You are a new hire at a company or a current employee charged with starting a customer reference & advocacy program. 

The first thing that comes to your mind is—where do I start?

Save yourself some time and a few headaches by reviewing these top 5 pitfalls to avoid: 

1. Creating the Program Without Executive Support

Many customer reference programs are created out of necessity. It may begin with a request from a prospect to speak with a customer, or you need a customer to speak at a field marketing event. 

It is easy to get caught up in the ‘sense of urgency’ in helping with these kinds of requests.
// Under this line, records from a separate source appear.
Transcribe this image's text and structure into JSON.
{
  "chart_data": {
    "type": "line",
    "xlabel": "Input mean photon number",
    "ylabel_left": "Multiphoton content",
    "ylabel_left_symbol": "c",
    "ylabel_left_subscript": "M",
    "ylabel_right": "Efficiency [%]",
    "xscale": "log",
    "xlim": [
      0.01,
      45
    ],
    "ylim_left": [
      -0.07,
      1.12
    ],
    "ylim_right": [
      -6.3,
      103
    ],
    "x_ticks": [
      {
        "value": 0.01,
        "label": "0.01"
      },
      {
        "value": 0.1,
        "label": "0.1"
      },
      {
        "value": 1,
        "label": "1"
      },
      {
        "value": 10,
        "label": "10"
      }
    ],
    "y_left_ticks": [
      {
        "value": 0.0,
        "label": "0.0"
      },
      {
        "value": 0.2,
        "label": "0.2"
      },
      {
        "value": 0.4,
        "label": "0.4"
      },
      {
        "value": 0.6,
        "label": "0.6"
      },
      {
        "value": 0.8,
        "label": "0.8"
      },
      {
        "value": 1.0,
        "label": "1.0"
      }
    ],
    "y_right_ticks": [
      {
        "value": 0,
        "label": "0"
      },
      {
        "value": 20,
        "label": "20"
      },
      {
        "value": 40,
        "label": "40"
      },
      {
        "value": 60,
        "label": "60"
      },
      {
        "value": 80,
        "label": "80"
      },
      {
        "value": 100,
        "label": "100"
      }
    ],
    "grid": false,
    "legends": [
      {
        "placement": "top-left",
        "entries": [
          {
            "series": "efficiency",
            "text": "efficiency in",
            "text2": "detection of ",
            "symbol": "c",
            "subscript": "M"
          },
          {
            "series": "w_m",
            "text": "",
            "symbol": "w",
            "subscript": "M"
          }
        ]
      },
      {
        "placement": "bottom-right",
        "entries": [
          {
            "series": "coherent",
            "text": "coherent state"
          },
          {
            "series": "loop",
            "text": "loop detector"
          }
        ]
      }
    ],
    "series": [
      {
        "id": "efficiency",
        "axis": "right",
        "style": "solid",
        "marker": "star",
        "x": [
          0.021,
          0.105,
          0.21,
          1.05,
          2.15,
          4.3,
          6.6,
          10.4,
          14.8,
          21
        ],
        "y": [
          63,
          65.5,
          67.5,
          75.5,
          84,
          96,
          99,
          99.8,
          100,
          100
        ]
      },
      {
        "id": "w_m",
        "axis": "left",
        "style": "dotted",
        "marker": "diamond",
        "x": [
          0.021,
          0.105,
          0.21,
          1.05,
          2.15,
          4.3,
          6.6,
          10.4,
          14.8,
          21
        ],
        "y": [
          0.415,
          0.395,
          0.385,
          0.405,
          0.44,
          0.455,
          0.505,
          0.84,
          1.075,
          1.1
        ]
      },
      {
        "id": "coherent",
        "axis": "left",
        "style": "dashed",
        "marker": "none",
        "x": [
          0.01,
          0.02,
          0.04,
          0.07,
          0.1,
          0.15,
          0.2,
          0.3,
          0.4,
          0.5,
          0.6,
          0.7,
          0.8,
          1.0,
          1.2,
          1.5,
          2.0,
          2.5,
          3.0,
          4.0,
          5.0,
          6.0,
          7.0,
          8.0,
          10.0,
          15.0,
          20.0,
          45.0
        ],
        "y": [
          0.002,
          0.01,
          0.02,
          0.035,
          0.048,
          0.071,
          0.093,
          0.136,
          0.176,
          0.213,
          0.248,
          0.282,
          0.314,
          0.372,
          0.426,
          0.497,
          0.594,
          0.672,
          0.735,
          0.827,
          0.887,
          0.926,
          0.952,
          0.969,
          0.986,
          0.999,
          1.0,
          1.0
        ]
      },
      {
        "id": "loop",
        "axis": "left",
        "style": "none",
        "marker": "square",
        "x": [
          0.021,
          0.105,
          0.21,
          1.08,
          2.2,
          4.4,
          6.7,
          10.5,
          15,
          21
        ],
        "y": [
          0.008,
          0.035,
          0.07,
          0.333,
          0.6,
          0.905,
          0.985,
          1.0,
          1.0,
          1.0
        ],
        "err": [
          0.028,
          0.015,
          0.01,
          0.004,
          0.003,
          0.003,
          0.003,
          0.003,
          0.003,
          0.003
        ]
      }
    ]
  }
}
Staying reactive, however, doesn’t allow you to take a step back to lay out a strategic plan to bring internal stakeholders together around a common goal – the Customer.

Even when you are hired into a company with the specific purpose of creating a customer reference and advocacy program, you cannot assume that there is executive support to drive the change and garner the resources necessary to be successful. 

What you can expect is that there is a desire for you to put a plan to paper and rally the internal troops. Include an executive sponsor in your plan – you will be glad you did!

2. Implementing the Latest Reference Management Technology Before Your Program Framework Is in Place

Let’s say you have avoided pitfall #1 and you have executive support and have secured a budget to start the program. What’s next? 

Save yourself time and expense of getting the latest technology before you have a program framework in place. By technology, I mean a database to house the customer information you will capture as you enroll customers in your program.

A database requires continual attention – it needs to live and breathe, meaning someone needs to ensure the data is recent and accurate, as this creates trust with your internal stakeholders. A database that is integrated with other internal systems can also drive efficiencies for you and your program, including reporting.

I have learned about this pitfall from my own experience. I was hired to set up the framework, including technology, to support the relaunch of a customer reference and advocacy program. 

The company had a database in place that housed the customer reference data with a few workflows set up with the sales CRM tool. It was only being widely used within the customer reference team.

I was at a cross-road: option A – uninstall the software and reinstall once the program framework was in place, or option B – forge ahead and re-configure the technology to fit the requests made by the internal stakeholders. We chose option B given our desired launch date. In the end, I wished we had gone with option A.

Think in terms of people, then processes, then technology. Learn how to build a program foundation first, work out any kinks, and then you are ready to automate.

3. Launching the Program with No Communication or Promotional Plan 

Have you heard the saying, ‘If you build it, they will come’? Sounds great, even easy but is this the best approach? How can the program grow or be successful if few people know about it?

Getting to a launchable program, has taken a lot of time and energy. There were many people who may have assisted you to this moment. This is the time to be shouting from the rooftops!

If people see you have thought out the program and its communication, then the sales teams are more likely to introduce you to their customers, who will be the heart of the Program.

4. Underestimating What Is Needed for Program Success

A customer reference and advocacy program, once launched, can become never-ending in the opportunities you have to offer your happy customers to engage with your brand. This is a great problem to have, right? 


This comes from offering too many activities in your program that do not match the few resources you have to follow up on the requests from internal stakeholders or engage with your customers. Before you know it, you are working 60+ hours per week and there is no end in sight. 

Setting goals and the metrics by which you will measure program success go a long way in gaining support by executives, as well as other internal stakeholders. Don’t be shy about reporting your program results and do so regularly. 

Reporting is an opportunity to level-set expectations and grow or realign your resources for success.

5. Thinking You Are Alone in the Journey to Create a Customer Reference and Advocacy Program 

In the last ten years, the customer marketing field, including customer reference and advocacy programs, has become an increasingly recognized, must-have discipline in many organizations. If you have accepted the challenge of creating such a program for your organization avoid the pitfall of thinking you have to come up with all the ideas by yourself.

Ultimately, you are not alone in this journey and many have come before you whom you can tap for guidance. Join a LinkedIn group or #customerreference or #customeradvocacy on LinkedIn and explore the possibilities to connect with like-minded peers.